Heat flow can be and usually is (at least by EEs and HVAC people) modeled with a circuit analogy. It turns out the equations are the same if you substitute temperatures for voltages, heat flux (as in the amount of thermal energy flowing from one place to another per unit time, measured in watts) for currents, heat capacity (joules of heat energy added to an object per one degree temperature rise) for capacitance, and thermal conductance/resistance (watts of heat transfer per degree temperature difference between two objects) for electrical conductance/resistance.

So something like a flame or a 25W resistive heating element with no feedback that just dumps a constant amount of energy as heat is the thermal equivalent of a current source. Looking at the specific example of a 25W radio shack special, it dumps that 25W into the body of the iron, which has some thermal conductivity. That body is entirely metal and has some convection/radiation to the ambient environment. We can draw that as a circuit diagram with the ambient temperature as ground (so temperatures are all in degrees above ambient):



I didn't draw any capacitors here because I'm only talking about the steady-state behavior right now. We can take the Thevenin equivalent and imagine the iron as a "temperature source" at the temperature the iron goes to when it's left just dangling in the air, with a series thermal resistance Riron||Rambient + Rtip.

On the other hand, the temperature-controlled iron has a controller to adjust the amount of power being dissipated in the heating element to be (at steady-state, in some sense) proportional to the difference between that temperature and a set point. It's a thermal transconductance! (This remains true for hysteretic-style thermostats too if we conveniently ignore the behavior at the range of temperatures between the turn-on temperature and the turn-off temperature.)



The entire transconductance, Riron, and Rambient could just be redrawn as a unity gain op-amp buffer between the virtual Tset source and Rtip.

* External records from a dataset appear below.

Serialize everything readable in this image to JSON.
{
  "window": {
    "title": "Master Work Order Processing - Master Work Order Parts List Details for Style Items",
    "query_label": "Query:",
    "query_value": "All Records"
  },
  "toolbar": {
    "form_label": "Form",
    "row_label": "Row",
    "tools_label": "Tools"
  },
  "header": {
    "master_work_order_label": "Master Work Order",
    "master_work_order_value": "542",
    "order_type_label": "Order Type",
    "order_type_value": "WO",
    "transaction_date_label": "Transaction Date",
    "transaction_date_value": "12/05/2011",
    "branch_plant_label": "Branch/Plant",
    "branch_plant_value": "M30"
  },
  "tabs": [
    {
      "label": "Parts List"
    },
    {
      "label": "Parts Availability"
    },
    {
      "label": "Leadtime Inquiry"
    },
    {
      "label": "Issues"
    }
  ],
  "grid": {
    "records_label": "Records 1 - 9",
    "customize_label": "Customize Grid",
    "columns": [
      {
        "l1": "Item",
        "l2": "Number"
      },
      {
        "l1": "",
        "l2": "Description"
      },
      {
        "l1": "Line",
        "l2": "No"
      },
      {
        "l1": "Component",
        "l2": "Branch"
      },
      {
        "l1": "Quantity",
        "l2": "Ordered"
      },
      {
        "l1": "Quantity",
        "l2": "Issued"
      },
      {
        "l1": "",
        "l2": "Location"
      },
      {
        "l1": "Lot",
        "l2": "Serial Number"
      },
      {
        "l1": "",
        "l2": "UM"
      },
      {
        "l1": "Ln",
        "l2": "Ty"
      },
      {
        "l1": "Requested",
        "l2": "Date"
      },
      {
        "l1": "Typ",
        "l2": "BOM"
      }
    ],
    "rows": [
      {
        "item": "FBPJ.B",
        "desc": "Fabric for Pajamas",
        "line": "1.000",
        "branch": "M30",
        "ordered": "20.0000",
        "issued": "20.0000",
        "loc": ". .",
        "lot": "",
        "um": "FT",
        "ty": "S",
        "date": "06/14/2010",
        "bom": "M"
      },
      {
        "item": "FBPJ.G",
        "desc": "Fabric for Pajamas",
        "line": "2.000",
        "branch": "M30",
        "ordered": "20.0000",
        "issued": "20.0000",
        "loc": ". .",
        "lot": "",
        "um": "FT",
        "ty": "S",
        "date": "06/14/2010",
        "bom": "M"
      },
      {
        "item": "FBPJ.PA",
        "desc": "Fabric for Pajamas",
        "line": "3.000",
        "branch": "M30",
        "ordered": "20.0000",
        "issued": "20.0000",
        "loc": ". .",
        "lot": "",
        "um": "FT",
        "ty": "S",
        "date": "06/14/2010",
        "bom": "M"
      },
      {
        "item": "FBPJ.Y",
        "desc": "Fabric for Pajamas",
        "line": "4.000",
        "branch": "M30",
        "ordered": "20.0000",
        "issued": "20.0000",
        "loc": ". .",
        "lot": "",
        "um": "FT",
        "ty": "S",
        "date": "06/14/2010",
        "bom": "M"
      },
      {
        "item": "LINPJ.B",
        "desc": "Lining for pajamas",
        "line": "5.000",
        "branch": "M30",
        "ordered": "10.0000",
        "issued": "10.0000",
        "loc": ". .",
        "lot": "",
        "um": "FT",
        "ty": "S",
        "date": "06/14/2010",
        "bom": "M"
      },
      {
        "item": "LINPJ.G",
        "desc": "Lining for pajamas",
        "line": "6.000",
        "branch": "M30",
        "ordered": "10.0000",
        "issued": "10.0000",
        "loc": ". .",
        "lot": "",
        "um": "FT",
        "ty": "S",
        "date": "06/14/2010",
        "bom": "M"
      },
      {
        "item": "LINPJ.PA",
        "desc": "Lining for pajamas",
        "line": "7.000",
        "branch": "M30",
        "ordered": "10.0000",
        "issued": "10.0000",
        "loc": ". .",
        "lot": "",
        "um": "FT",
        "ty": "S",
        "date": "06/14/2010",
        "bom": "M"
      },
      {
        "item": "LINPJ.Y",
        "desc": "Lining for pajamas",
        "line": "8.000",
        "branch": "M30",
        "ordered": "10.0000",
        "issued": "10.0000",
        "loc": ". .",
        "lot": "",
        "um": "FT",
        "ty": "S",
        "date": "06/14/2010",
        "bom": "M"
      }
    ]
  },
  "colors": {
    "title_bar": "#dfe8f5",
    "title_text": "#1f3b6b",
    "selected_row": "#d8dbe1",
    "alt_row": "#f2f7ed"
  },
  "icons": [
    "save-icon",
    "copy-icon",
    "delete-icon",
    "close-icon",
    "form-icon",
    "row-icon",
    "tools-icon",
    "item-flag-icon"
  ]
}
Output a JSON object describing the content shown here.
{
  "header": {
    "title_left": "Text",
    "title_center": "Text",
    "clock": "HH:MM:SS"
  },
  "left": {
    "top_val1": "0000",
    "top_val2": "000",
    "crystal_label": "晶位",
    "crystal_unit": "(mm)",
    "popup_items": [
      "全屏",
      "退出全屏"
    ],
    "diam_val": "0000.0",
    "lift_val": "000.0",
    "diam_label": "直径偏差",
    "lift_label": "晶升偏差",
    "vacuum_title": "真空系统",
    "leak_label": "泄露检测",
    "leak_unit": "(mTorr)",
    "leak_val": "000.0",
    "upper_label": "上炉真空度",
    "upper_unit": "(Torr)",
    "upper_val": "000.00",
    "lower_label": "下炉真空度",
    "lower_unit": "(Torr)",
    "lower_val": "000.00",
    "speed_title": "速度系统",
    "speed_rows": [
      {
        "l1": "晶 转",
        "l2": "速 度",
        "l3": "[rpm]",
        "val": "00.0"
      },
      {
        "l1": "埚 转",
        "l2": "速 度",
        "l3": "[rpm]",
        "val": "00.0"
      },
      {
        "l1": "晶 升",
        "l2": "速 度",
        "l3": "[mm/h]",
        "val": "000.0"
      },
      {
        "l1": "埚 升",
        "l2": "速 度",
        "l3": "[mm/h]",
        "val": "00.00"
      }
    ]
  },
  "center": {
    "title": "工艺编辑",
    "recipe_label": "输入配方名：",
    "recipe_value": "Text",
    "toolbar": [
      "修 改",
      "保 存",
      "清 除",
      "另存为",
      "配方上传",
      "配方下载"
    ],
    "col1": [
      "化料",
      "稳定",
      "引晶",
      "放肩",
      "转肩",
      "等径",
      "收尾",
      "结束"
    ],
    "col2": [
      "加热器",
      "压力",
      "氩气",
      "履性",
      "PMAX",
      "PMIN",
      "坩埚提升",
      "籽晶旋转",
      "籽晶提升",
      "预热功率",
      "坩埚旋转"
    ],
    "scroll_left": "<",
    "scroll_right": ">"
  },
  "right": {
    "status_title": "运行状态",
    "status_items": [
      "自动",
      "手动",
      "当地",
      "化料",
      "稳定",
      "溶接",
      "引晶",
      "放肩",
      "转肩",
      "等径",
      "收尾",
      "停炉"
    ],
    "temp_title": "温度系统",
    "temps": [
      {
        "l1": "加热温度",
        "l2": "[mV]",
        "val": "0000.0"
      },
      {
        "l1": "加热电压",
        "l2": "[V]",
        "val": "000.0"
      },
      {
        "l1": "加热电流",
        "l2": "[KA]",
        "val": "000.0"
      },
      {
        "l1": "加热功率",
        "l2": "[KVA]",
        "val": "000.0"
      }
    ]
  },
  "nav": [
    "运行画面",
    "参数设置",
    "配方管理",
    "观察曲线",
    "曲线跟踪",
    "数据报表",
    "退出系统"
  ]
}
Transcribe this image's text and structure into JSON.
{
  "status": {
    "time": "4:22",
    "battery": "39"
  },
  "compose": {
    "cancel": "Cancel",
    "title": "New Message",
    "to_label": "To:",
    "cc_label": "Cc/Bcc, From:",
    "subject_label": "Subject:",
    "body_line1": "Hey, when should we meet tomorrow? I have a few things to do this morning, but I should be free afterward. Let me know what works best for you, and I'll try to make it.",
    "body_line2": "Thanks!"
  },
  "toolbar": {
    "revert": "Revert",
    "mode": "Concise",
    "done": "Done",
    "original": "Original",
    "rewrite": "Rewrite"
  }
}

The output resistance of this op-amp is Riron||Rambient, but we get to divide that by the open-loop temperature gain Gm(Riron+Rambient) to get our closed-loop output resistance at the sensor, which we can assume to be very large by design, so effectively we have an ideal temperature source at the temperature sensor location and Teff is the set temperature and Reff is just Rtip.

I bring this up because this kind of control theory application is just everywhere in basically every human endeavor and this whole "low impedance to the sensor location" thing just comes up again and again, where "impedance" can be anything from resistance to reactance (including ones you don't want like the Miller effect) to thermal resistance to spring constant (I bet the arms on a hard drive are pretty springy but the "sensor" is the servo track on the disk read by the head itself so the whole actuator system is effectively very stiff at that point).